3. Carrier and Spin Interactions:
   • Addressing the interplay between electronic and magnetic properties, the paper discusses how efficient spin injection and manipulation hinge on carrier concentration and spin-orbit coupling. The intricate balance of these interactions defines the ferromagnetic phase boundaries and spin dynamics within semiconductors.
4. Theoretical Modeling:
   • A significant section of the paper is dedicated to the theoretical framework underpinning these phenomena – the $p$-$d$ Zener model. Through meticulous parameterization, the model offers predictions on Curie temperatures, anisotropies, and spin interactions, aligning theoretical insights with empirical observations.
5. Spintronic Devices and Applications:
   • The functionalities of DFSs are showcased through devices like magnetic tunnel junctions (MTJs) and spin transistors. The paper discusses the prospects and challenges of integrating these materials into practical spintronic applications, addressing current-induced magnetization switching and coherent spin control by electric fields or light.
6. Remaining Challenges and Future Prospects:
   • Challenges originate from complexities like disorder effects, Anderson-Mott localization, and self-compensation. The quest for room-temperature ferromagnetism continues with speculations on exploring other compounds and new physics, such as those seen in topological insulators and Heusler compounds.

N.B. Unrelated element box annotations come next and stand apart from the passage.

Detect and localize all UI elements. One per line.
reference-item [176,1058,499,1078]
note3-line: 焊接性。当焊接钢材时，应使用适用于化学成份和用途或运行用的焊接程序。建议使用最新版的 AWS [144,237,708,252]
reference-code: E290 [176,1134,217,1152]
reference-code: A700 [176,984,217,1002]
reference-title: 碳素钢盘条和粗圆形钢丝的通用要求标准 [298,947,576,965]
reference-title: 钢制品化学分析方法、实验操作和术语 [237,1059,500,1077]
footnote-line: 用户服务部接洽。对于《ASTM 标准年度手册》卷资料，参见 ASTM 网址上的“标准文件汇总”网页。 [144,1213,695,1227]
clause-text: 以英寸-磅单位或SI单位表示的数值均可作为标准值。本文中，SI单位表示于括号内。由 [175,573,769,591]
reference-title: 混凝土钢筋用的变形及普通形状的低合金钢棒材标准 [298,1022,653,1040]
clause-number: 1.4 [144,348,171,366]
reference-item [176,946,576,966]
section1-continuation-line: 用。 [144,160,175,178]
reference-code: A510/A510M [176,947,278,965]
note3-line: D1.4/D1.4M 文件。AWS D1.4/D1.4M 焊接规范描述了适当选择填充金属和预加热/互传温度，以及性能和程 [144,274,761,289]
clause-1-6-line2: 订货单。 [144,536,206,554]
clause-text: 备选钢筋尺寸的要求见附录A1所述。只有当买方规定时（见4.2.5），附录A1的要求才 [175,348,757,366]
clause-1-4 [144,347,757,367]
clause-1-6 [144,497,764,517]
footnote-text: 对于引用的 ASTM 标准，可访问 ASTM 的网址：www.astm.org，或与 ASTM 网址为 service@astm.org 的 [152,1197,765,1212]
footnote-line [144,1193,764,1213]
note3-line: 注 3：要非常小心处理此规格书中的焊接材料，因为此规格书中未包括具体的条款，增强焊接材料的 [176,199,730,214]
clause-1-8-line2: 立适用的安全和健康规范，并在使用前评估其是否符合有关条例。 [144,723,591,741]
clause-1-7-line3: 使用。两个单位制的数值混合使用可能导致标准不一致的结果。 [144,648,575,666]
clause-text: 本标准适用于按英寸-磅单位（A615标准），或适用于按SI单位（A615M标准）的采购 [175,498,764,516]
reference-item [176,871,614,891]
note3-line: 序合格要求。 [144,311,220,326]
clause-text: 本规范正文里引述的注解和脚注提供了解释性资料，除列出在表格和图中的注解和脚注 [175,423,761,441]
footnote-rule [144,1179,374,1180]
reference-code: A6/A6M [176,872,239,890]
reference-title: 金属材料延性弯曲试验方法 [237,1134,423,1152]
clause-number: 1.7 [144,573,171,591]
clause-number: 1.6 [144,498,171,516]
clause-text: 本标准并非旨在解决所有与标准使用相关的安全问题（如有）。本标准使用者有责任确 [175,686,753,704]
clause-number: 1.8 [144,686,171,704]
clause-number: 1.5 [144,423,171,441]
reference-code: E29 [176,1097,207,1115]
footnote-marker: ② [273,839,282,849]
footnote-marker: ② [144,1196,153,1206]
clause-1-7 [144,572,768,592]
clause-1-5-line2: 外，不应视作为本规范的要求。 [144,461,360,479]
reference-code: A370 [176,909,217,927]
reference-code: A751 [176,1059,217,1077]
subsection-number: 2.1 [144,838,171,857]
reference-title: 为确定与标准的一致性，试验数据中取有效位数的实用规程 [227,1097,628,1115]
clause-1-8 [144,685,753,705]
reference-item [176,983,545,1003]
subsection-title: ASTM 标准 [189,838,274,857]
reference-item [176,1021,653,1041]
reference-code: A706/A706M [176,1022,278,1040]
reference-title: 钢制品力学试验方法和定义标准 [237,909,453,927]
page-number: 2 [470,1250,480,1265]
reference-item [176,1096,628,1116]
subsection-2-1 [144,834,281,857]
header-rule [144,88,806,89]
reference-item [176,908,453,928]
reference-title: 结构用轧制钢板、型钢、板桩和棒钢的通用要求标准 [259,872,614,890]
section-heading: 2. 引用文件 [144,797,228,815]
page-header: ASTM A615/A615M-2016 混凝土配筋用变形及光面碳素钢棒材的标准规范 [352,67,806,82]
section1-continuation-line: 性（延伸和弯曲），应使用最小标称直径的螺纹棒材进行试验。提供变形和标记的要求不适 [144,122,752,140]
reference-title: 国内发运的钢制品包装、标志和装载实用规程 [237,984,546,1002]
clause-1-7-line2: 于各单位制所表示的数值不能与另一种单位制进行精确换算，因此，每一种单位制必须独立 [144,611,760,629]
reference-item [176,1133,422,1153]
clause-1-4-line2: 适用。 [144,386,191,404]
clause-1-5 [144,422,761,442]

Implications for Spintronics and Beyond

The findings reiterate the DFS's pivotal role in advancing semiconductor-based spintronics. The demonstrated control over magnetization through alloy composition, strain, electric fields, and light is profound, paving the way for novel device functionalities. The interplay of theory and experiment highlighted in the review solidifies our understanding of DFSs and guides ongoing efforts to reach higher operational temperatures and realize commercial spintronic devices.

In summary, this paper not only consolidates current knowledge but also fosters future research directions that aim to harness the full potential of DFSs in a variety of technological applications spanning information technology, storage, and sensing.